“Using Language Models to Identify Vulnerable Code: An Experiment with Zero-Shot and Few-Shot Learning”
The world of artificial intelligence has witnessed yet another breakthrough in the field of programming, as OpenAI has released a new API for generating Python code. The new API uses the model "gpt-3.5-turbo", but users can adjust the model to "gpt-4" or "gpt-4-32k" as per their requirements.
The Python code generation can be done by providing a parameter to the API like this:
{
"model": "gpt-3.5-turbo",
"messages": [{"role": "user", "content": inputQuestion}],
"max_tokens": 4000,
"temperature": 0.7
}
Here, ‘max_tokens’ can be adjusted as needed, and ‘temperature’ can be calibrated for more accuracy. For instance, a lower temperature such as 0.2 can be used for more deterministic output.
Starting with a zero-shot baseline run, OpenAI conducted several experiments, adding complexity to the prompt using strategies such as few-shot in-context learning. The AI was prompted to identify vulnerable code without mentioning which Common Weakness Enumeration (CWE) it might be looking for.

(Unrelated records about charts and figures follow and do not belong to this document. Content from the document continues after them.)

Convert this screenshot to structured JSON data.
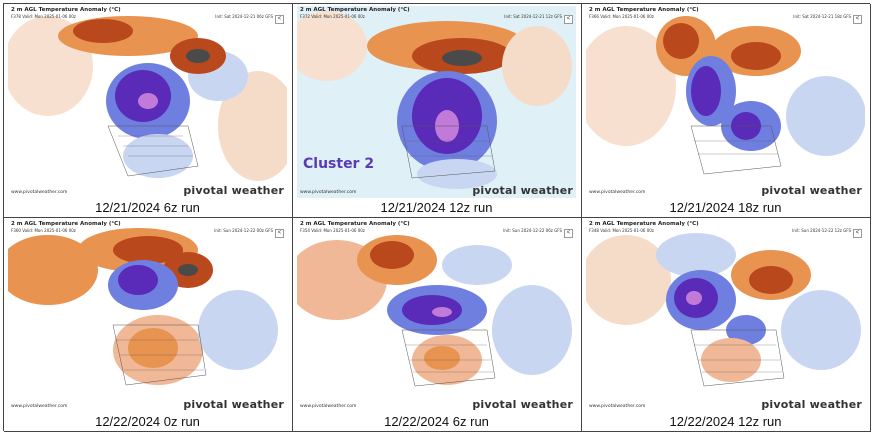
{
  "panels": [
    {
      "title": "2 m AGL Temperature Anomaly (°C)",
      "valid": "F378 Valid: Mon 2025-01-06 00z",
      "init": "Init: Sat 2024-12-21 06z GFS",
      "site": "www.pivotalweather.com",
      "brand": "pivotal weather",
      "caption": "12/21/2024 6z run",
      "label": "",
      "highlight": false
    },
    {
      "title": "2 m AGL Temperature Anomaly (°C)",
      "valid": "F372 Valid: Mon 2025-01-06 00z",
      "init": "Init: Sat 2024-12-21 12z GFS",
      "site": "www.pivotalweather.com",
      "brand": "pivotal weather",
      "caption": "12/21/2024 12z run",
      "label": "Cluster 2",
      "highlight": true
    },
    {
      "title": "2 m AGL Temperature Anomaly (°C)",
      "valid": "F366 Valid: Mon 2025-01-06 00z",
      "init": "Init: Sat 2024-12-21 18z GFS",
      "site": "www.pivotalweather.com",
      "brand": "pivotal weather",
      "caption": "12/21/2024 18z run",
      "label": "",
      "highlight": false
    },
    {
      "title": "2 m AGL Temperature Anomaly (°C)",
      "valid": "F360 Valid: Mon 2025-01-06 00z",
      "init": "Init: Sun 2024-12-22 00z GFS",
      "site": "www.pivotalweather.com",
      "brand": "pivotal weather",
      "caption": "12/22/2024 0z run",
      "label": "",
      "highlight": false
    },
    {
      "title": "2 m AGL Temperature Anomaly (°C)",
      "valid": "F354 Valid: Mon 2025-01-06 00z",
      "init": "Init: Sun 2024-12-22 06z GFS",
      "site": "www.pivotalweather.com",
      "brand": "pivotal weather",
      "caption": "12/22/2024 6z run",
      "label": "",
      "highlight": false
    },
    {
      "title": "2 m AGL Temperature Anomaly (°C)",
      "valid": "F348 Valid: Mon 2025-01-06 00z",
      "init": "Init: Sun 2024-12-22 12z GFS",
      "site": "www.pivotalweather.com",
      "brand": "pivotal weather",
      "caption": "12/22/2024 12z run",
      "label": "",
      "highlight": false
    }
  ],
  "colors": {
    "warm_light": "#f7d2b4",
    "warm_mid": "#e8934f",
    "warm_dark": "#b9481d",
    "cold_light": "#c9d6f2",
    "cold_mid": "#6f7fe0",
    "cold_dark": "#5a2ab8",
    "cold_core": "#c27ad9"
  }
}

In the zero-shot prompt, the model is asked to make a prediction without any example or additional information. The prompt is inspired by a certain paper and includes a role, a code delimiter, and a request to output only in JSON format. The AI was also instructed to ‘think step-by-step’. The code snippet to be tested was inserted into {code}.
The results were impressive, with an accuracy of 0.67, precision of 0.60, recall of 0.86, and an F1 score of 0.71.
In the next experiment, OpenAI incorporated the concept of in-context or ‘few-shot’ learning. A few successful code-answer examples were included before asking the AI to perform the same operation on the unseen code.
The results further improved, with an accuracy of 0.76, precision of 0.71, recall of 0.81, and an F1 score of 0.76.
For the next experiment, OpenAI used KNN-based few-shot example selection, a technique described in a Microsoft blog post. The prompt template did not change from the second experiment. This experiment yielded an accuracy of 0.73, precision of 0.70, recall of 0.76, and an F1 score of 0.73.
In a variation of the prompt, the AI was asked to provide a fixed version of the code if a CWE was found. This approach led to an accuracy of 0.80, precision of 0.73, recall of 0.90, and an F1 score of 0.81.
This innovative AI tool from OpenAI has shown promising results for Python code generation. However, more investigations are required to test different models, datasets, and prompts. If you’re interested in exploring this tool, you can check out the pull request in OpenAI’s Cookbook on GitHub.